CEUS可获得肿瘤的宏观和微观信息，评价肿瘤新生血管情况，现已用于评价新辅助化疗疗效。Saracco等[26]发现超声造影剂药物代谢动力学指标改变可反映新辅助化疗后乳腺肿瘤新生血管网的早期改变，区分新辅助化疗后肿瘤纤维化(无增强)与活性残余肿瘤(增强)[27]。新辅助化疗后肿瘤组织CEUS多表现为缓慢强化或无强化，可能是由于新辅助化疗的抗血管作用使病灶内的血液灌注减少、肿瘤内血管内皮生长因子聚集减少、新生血管生成受阻所致[11]。Lee等[27]认为CEUS测量的化疗后肿瘤大小与手术病理所示肿瘤大小的相关性(r=0.75，P<.001)优于MRI与手术病理的相关性(r=0.42，P=0.095)，而在预测乳腺癌病理学完全缓解(pathological complete response, pCR)方面，二者准确率相同，均为75.0%。Amioka等[11]发现CEUS评估乳腺癌新辅助化疗后pCR的敏感度、特异度及准确率分别为95.7%、77.5%及84.1%，高于增强MRI和PET/CT；PI预测乳腺癌新辅助化疗后pCR的最佳临界值为25.65 dB，AUC为0.902(P<0.001)。CEUS联合其他超声技术评估新辅助化疗疗效的效能更佳。Nam等[28]将CEUS与次谐波成像技术结合，利用次谐波辅助压力评估技术(subharmonic aided pressure estimation, SHAPE)评估新辅助化疗对乳腺癌的疗效，化疗后缓解者肿瘤组织的次谐波信号增加幅度大于部分或无缓解者。

5 CEUS辅助SLNB

SLN是指最早接受肿瘤区域淋巴引流和发生肿瘤转移的第一站淋巴结，可反映淋巴引流区域的肿瘤状况，对判断肿瘤分期至关重要。常用SLN检测方法有蓝染法、99mTc标记的放射性同位素法及二者联合应用，但均存在侵袭性和放射性[29]。CEUS实时无创、无辐射、无污染，有望成为临床定位和定性诊断SLN的新方法。

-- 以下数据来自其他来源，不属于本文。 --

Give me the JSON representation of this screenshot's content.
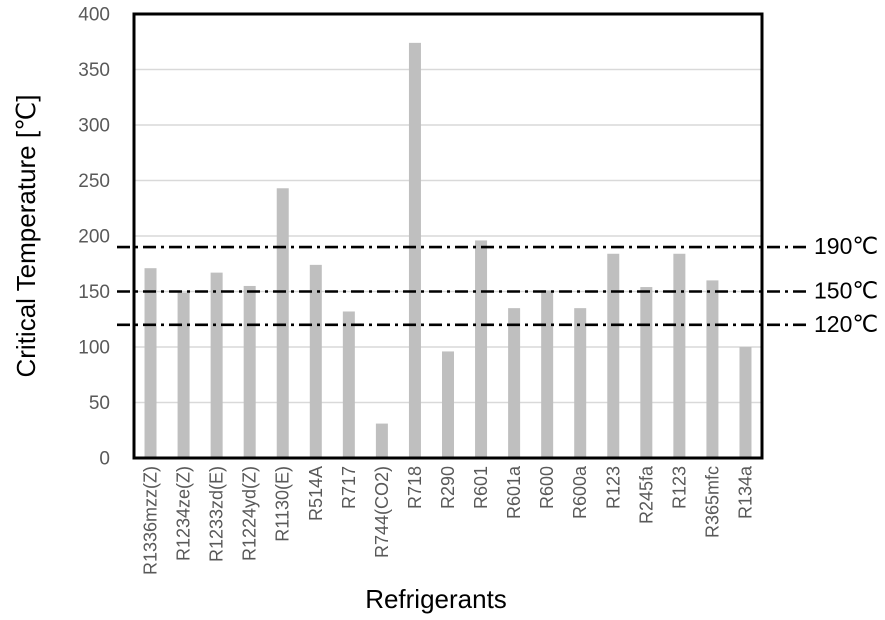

Rautiainen等[30]建立猪黑色素瘤模型，通过皮下注射超声造影剂实时显示SLN和引流淋巴管，认为该方法优于核素淋巴显像。Matsuzawa等[31]通过静脉注射造影剂Sonazoid，发现CEUS诊断乳腺癌腋窝SLN转移的准确率(90.6%)高于增强CT及彩色多普勒超声；经乳晕注射Sonazoid造影剂后行CEUS，其诊断SLN转移的效能与CT淋巴系统造影法及靛蓝胭脂红法相似。一项Meta分析[32]发现CEUS对乳腺癌SLN转移的诊断效能较高，其合并敏感度、特异度、阳性似然比及阴性似然比分别为0.80、0.94、6.28和0.218，诊断比值比为49.10，AUC为0.937，且其准确率不受造影剂(SonoVue)注射方式的影响。研究[9,33]表明，SLNB与腋窝淋巴结清扫术(axillary lymph node dissection, ALND)的诊断准确率相似，且前者创伤小，已成为判断乳腺癌腋窝淋巴结转移情况的首选方法。Shimazu等[34]经乳晕注射Sonazoid，对临床触诊及影像学检查淋巴结阴性的乳腺癌患者行CEUS，结果表明该方法对SLN的检出率为98%(98/100)，与Sever等[35-36]报道的检出率相似；且CEUS与蓝染法、放射性胶体法及二者联合使用诊断SLN转移的符合率为100%，提示CEUS有助于识别SLN并辅助SLNB，可提高术前乳腺癌临床分期的准确率。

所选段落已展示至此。